Malheureusement, dans le contexte actuel, les professionnels du médico-social ne sont pas prioritaires pour bénéficier de stocks de masques, de gants ou de blouses. Cela pose un problème dans les internats encore ouverts, car si les personnes autistes y sont confinées, leurs encadrants, eux, ne le sont pas systématiquement. De même, l’accompagnement à domicile pour soutenir les familles est quasi-impossible : sans protection, le risque de contamination pour la personne autiste, la famille et le professionnel est trop important."
La détresse des familles
"Du fait de la fermeture de certaines structures médico-sociales, les familles ont du accueillir leur enfant à la maison. D'autres ont fait le choix de retirer leur enfant de l'internat juste avant le confinement. Dans des conditions dramatiques : la continuité des soins n’est pas toujours assurée, et les familles doivent réapprendre à vivre avec leur enfant au quotidien. Elles doivent assurer les soins, l’assister pour ses besoins élémentaires, assurer la scolarisation à domicile, gérer les crises et les conflits éventuels... Très souvent ce sont d’ailleurs des femmes seules qui gèrent des adolescents ou de jeunes adultes.

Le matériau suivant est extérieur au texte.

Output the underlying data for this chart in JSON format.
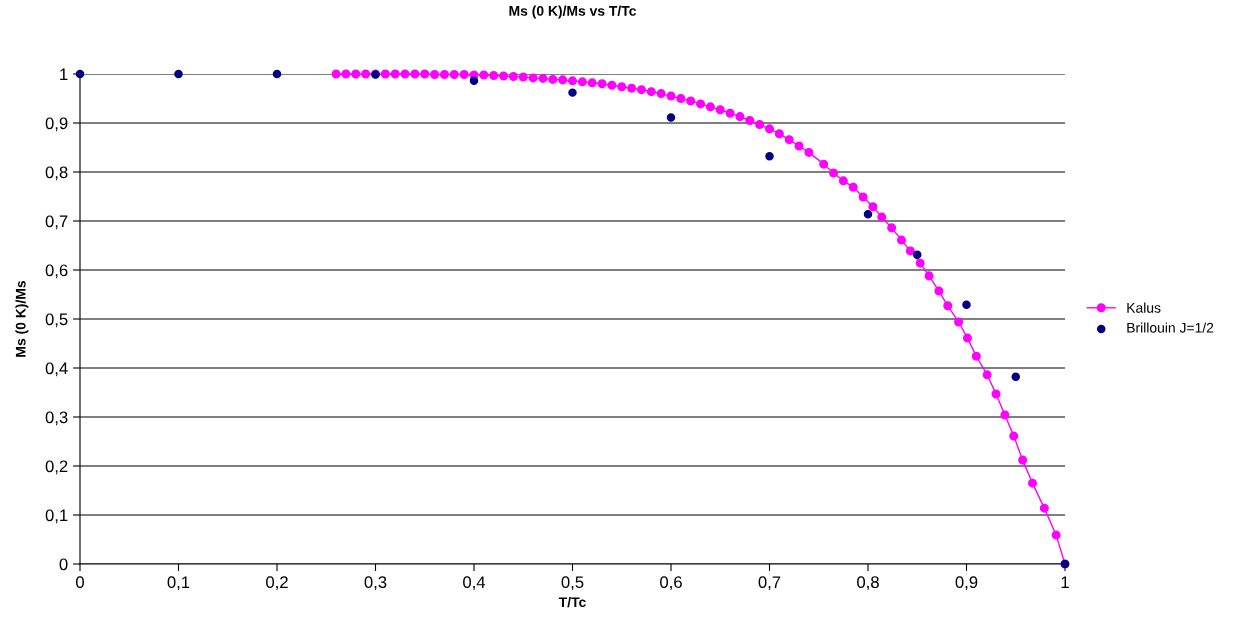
{
  "chart_data": {
    "type": "line",
    "title": "Ms (0 K)/Ms vs T/Tc",
    "xlabel": "T/Tc",
    "ylabel": "Ms (0 K)/Ms",
    "xlim": [
      0,
      1
    ],
    "ylim": [
      0,
      1
    ],
    "xticks": [
      0,
      {
        "value": 0.1,
        "label": "0,1"
      },
      {
        "value": 0.2,
        "label": "0,2"
      },
      {
        "value": 0.3,
        "label": "0,3"
      },
      {
        "value": 0.4,
        "label": "0,4"
      },
      {
        "value": 0.5,
        "label": "0,5"
      },
      {
        "value": 0.6,
        "label": "0,6"
      },
      {
        "value": 0.7,
        "label": "0,7"
      },
      {
        "value": 0.8,
        "label": "0,8"
      },
      {
        "value": 0.9,
        "label": "0,9"
      },
      1
    ],
    "yticks": [
      0,
      {
        "value": 0.1,
        "label": "0,1"
      },
      {
        "value": 0.2,
        "label": "0,2"
      },
      {
        "value": 0.3,
        "label": "0,3"
      },
      {
        "value": 0.4,
        "label": "0,4"
      },
      {
        "value": 0.5,
        "label": "0,5"
      },
      {
        "value": 0.6,
        "label": "0,6"
      },
      {
        "value": 0.7,
        "label": "0,7"
      },
      {
        "value": 0.8,
        "label": "0,8"
      },
      {
        "value": 0.9,
        "label": "0,9"
      },
      1
    ],
    "grid": "y",
    "legend": "right",
    "marker": "circle",
    "series": [
      {
        "name": "Kalus",
        "type": "line",
        "color": "#ff00ff",
        "line_style": "solid",
        "x": [
          0.26,
          0.27,
          0.28,
          0.29,
          0.3,
          0.31,
          0.32,
          0.33,
          0.34,
          0.35,
          0.36,
          0.37,
          0.38,
          0.39,
          0.4,
          0.41,
          0.42,
          0.43,
          0.44,
          0.45,
          0.46,
          0.47,
          0.48,
          0.49,
          0.5,
          0.51,
          0.52,
          0.53,
          0.54,
          0.55,
          0.56,
          0.57,
          0.58,
          0.59,
          0.6,
          0.61,
          0.62,
          0.63,
          0.64,
          0.65,
          0.66,
          0.67,
          0.68,
          0.69,
          0.7,
          0.71,
          0.72,
          0.73,
          0.74,
          0.755,
          0.765,
          0.775,
          0.785,
          0.795,
          0.805,
          0.814,
          0.824,
          0.834,
          0.843,
          0.853,
          0.862,
          0.872,
          0.881,
          0.892,
          0.901,
          0.91,
          0.921,
          0.93,
          0.939,
          0.948,
          0.957,
          0.967,
          0.979,
          0.991,
          1.0
        ],
        "values": [
          1.0,
          1.0,
          1.0,
          1.0,
          1.0,
          1.0,
          1.0,
          1.0,
          1.0,
          1.0,
          0.999,
          0.999,
          0.999,
          0.999,
          0.998,
          0.998,
          0.997,
          0.996,
          0.995,
          0.994,
          0.992,
          0.991,
          0.989,
          0.988,
          0.986,
          0.984,
          0.982,
          0.98,
          0.977,
          0.974,
          0.971,
          0.968,
          0.964,
          0.96,
          0.955,
          0.95,
          0.945,
          0.939,
          0.933,
          0.927,
          0.92,
          0.913,
          0.905,
          0.897,
          0.888,
          0.878,
          0.866,
          0.853,
          0.84,
          0.816,
          0.798,
          0.782,
          0.769,
          0.749,
          0.729,
          0.708,
          0.686,
          0.661,
          0.639,
          0.614,
          0.588,
          0.557,
          0.527,
          0.494,
          0.461,
          0.424,
          0.386,
          0.347,
          0.304,
          0.261,
          0.212,
          0.165,
          0.114,
          0.059,
          0.0
        ]
      },
      {
        "name": "Brillouin J=1/2",
        "type": "scatter",
        "color": "#000080",
        "x": [
          0,
          0.1,
          0.2,
          0.3,
          0.4,
          0.5,
          0.6,
          0.7,
          0.8,
          0.85,
          0.9,
          0.95,
          1.0
        ],
        "values": [
          1.0,
          1.0,
          1.0,
          0.999,
          0.986,
          0.962,
          0.911,
          0.832,
          0.714,
          0.631,
          0.529,
          0.382,
          0.0
        ]
      }
    ]
  }
}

Sans le soutien d’un éducateur spécialisé, d’un psychologue, d'un pédopsychiatre ou d'un accompagnateur de vie scolaire, les proches doivent s'improviser enseignants, éducateurs, psychomotriciens…. Ils sont parfois confrontés à des enfants, des adolescents, des adultes qui ne parlent pas, qui ne sont pas propres, et sont parfois violents. C’est ingérable. D’autant qu’on peut avoir plusieurs enfants autistes… Le manque de solutions de répit va accroître l’épuisement des familles qui appellent déjà au secours."